3.2. De stelling van [U], dat Pantein (deels) aansprakelijk dient te worden gehouden voor de ziektekosten van [J] omdat zij haar zorgplicht zou hebben geschonden door niet te wachten met de (acute) blindedarmoperatie van [J] totdat duidelijkheid bestond over wie de ziektekosten zou dekken, wordt door de kantonrechter niet gevolgd. Pantein is immers wettelijk verplicht om in een acute situatie zoals deze zorg te verlenen. Dat Pantein voorafgaande aan de operatie van [J] geen zorgverzekeringspapieren bij [U] heeft opgevraagd en klaarblijkelijk is afgegaan op de mededelingen van [H] daarover, kan dus bezwaarlijk een procedurele fout worden genoemd.
3.3. De stellingen van [H] en [U] over en weer omtrent wie van hen verantwoordelijk moet worden gehouden voor het feit dat zij voor [J] geen ziektekostenverzekering hadden afgesloten, zijn door hen beiden niet nader onderbouwd. Zodoende is niet in rechte vast komen staan dat tussen partijen een afspraak bestond wie ten behoeve van [J] zou zorgdragen voor een ziektekostenverzekering, met als gevolg dat [H] en [U] beiden de door Pantein gevorderde operatie- en behandelingskosten van [J] dienen te dragen.
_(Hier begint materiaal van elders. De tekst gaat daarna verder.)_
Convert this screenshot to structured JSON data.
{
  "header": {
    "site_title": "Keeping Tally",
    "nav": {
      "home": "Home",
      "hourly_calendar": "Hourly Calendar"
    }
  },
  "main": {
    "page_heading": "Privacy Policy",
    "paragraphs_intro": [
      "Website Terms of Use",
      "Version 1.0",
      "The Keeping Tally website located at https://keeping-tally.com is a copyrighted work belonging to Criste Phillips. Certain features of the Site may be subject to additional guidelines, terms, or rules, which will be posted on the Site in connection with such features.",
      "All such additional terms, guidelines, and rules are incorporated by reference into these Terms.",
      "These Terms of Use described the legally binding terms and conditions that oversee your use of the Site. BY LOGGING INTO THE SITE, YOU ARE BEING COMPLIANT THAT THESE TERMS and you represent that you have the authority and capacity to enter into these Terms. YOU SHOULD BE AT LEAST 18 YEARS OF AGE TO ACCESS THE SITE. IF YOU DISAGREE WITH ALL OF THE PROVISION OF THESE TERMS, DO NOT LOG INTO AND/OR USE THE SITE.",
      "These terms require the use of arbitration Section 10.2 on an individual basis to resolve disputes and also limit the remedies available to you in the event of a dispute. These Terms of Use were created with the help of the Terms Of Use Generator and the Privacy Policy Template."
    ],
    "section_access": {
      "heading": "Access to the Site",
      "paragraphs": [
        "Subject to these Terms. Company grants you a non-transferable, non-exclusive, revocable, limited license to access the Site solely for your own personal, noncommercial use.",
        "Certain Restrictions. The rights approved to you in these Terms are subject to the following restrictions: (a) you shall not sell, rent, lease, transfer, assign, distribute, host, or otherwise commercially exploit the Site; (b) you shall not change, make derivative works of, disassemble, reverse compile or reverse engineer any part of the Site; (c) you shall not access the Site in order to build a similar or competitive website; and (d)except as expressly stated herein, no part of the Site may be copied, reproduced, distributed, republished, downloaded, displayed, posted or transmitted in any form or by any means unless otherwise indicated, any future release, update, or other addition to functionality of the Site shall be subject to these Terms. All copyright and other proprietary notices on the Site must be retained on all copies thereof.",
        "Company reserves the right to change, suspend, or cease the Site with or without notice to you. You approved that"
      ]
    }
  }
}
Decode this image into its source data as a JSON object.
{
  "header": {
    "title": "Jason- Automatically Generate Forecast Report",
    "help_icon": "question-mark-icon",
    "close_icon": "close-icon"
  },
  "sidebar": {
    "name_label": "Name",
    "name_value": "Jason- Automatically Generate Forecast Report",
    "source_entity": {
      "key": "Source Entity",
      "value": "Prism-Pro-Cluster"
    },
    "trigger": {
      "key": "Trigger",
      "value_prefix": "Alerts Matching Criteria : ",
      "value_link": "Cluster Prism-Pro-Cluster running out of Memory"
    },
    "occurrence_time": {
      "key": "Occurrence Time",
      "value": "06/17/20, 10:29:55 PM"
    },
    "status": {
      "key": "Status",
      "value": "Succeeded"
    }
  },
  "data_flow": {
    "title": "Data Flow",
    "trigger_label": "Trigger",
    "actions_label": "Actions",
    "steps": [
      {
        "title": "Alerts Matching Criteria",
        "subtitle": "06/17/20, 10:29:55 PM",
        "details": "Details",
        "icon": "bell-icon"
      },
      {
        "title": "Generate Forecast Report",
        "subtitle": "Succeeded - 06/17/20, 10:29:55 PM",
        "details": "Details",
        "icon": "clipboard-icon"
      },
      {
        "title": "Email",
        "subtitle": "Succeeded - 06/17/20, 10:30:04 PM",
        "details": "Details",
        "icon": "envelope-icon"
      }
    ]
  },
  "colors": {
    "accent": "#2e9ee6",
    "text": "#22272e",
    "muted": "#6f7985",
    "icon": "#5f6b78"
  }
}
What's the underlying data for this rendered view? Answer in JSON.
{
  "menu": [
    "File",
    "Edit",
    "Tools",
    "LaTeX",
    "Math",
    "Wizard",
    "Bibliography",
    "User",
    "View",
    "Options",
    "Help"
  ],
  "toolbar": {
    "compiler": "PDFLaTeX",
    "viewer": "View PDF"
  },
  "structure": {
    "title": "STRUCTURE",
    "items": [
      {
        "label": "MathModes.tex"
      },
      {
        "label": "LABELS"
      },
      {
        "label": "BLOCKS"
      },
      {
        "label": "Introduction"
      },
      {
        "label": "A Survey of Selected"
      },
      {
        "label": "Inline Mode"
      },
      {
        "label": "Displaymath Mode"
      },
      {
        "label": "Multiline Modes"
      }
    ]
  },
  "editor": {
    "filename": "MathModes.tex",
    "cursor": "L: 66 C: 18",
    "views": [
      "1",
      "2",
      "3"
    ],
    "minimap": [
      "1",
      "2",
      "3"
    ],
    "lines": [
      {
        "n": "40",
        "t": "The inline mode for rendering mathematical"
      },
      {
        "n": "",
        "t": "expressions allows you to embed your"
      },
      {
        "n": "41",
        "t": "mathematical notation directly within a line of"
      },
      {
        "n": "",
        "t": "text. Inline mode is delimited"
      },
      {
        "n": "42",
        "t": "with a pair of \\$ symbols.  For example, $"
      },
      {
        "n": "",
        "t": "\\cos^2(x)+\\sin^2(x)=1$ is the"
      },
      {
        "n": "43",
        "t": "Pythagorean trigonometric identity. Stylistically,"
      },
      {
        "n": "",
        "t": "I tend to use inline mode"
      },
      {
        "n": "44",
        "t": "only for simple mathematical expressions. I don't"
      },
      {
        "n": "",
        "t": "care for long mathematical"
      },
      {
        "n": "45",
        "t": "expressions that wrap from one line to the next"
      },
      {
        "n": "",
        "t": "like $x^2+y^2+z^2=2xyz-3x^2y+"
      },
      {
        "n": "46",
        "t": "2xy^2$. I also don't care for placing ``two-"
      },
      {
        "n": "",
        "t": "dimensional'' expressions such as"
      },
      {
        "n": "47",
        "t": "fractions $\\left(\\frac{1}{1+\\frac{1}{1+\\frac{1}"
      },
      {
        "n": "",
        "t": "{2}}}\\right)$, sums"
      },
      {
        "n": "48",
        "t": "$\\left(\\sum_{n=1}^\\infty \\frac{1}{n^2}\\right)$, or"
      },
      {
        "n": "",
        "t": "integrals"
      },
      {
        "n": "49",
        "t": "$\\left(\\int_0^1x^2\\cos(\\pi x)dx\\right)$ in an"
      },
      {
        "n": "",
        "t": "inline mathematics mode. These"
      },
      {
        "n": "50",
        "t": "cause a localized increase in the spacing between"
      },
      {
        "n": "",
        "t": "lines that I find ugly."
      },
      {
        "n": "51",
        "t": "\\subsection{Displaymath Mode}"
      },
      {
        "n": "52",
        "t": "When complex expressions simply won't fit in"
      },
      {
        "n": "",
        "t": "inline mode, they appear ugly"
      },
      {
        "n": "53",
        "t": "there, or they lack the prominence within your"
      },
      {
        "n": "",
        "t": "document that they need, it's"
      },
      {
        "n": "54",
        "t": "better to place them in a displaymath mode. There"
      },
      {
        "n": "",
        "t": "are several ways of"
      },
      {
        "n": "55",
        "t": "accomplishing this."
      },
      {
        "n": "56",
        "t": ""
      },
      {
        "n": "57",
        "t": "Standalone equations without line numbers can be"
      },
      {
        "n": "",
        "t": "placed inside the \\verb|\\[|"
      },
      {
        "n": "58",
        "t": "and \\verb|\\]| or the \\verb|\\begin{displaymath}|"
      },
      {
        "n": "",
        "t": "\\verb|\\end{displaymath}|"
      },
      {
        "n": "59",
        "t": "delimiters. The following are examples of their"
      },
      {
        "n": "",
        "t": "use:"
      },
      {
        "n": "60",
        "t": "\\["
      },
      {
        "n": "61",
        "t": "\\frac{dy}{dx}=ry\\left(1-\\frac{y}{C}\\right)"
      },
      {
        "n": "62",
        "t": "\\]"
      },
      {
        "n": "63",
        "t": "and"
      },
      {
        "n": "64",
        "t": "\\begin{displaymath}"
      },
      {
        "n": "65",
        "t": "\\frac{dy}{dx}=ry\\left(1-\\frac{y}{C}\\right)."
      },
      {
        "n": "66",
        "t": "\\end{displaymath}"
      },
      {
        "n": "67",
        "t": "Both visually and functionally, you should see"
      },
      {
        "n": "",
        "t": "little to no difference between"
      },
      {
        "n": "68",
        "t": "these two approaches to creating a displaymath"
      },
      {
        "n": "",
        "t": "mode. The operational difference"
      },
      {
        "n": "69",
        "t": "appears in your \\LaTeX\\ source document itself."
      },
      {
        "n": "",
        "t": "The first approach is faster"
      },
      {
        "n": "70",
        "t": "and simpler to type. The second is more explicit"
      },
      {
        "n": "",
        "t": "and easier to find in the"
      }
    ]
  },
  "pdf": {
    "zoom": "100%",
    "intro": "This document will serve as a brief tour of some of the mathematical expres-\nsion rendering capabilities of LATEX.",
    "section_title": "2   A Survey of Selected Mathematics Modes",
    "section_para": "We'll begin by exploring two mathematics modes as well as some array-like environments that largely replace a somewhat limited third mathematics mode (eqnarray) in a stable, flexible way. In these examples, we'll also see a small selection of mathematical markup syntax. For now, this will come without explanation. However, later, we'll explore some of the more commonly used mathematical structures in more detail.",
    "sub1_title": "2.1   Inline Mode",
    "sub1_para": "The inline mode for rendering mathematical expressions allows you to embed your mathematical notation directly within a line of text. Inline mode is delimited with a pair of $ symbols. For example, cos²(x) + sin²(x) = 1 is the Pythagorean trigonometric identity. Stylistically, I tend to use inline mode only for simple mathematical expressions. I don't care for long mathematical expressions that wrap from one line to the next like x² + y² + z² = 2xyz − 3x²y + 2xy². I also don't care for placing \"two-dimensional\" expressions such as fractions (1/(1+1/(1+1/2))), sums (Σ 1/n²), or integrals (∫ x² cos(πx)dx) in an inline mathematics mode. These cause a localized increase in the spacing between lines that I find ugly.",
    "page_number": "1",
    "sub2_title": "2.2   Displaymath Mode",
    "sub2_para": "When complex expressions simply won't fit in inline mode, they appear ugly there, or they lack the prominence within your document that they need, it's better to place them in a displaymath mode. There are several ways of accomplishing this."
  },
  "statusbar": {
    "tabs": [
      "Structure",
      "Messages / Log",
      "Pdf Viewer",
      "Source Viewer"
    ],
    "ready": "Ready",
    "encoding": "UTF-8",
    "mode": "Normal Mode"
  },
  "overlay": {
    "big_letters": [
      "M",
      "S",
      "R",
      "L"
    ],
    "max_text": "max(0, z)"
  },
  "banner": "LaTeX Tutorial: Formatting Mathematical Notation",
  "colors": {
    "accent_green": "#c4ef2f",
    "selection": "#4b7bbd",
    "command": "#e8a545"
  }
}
3.4. Gelet op het vorenstaande zullen gedaagden, in hun hoedanigheid als wettelijk vertegenwoordiger van [J], hoofdelijk worden veroordeeld tot betaling van een bedrag van € 5.000,--, vermeerderd met de bij dagvaarding gevorderde rente over de hoofdsom ad € 4.465,11. De medegevorderde rente over de buitengerechtelijke incassokosten zal aan Pantein worden ontzegd, aangezien gesteld noch gebleken is dat die kosten reeds daadwerkelijk zijn voldaan.
3.5. Gedaagden zullen als de in het ongelijk gestelde partij, in hun hoedanigheid van wettelijk vertegenwoordiger, hoofdelijk worden veroordeeld in de proceskosten.
4. De beslissing
De kantonrechter:
veroordeelt gedaagden in hun hoedanigheid als wettelijk vertegenwoordiger van [J], hoofdelijk, des dat de één betalende de ander zal zijn bevrijd, om tegen behoorlijk bewijs van kwijting aan Pantein te voldoen een bedrag van € 5.000,--, te vermeerderen met de rente ad 4 % per jaar over € 4.465,11 vanaf 2 mei 2011 tot aan de dag der voldoening;
veroordeelt gedaagden in hun hoedanigheid als wettelijk vertegenwoordiger van [J], hoofdelijk, des dat de één betalende de ander zal zijn bevrijd, in de kosten van deze procedure tot op heden begroot op € 181,62 ter zake dagvaardingskosten, € 284,-- ter zake griffierecht en € 400,-- ter zake gemachtigdensalaris (niet met btw belast);
verklaart dit vonnis uitvoerbaar bij voorraad;
wijst af het meer of anders gevorderde.
Aldus gewezen door mr. J.P.M. van der Ham, kantonrechter, en uitgesproken ter openbare terechtzitting van 16 februari 2012, in tegenwoordigheid van de griffier.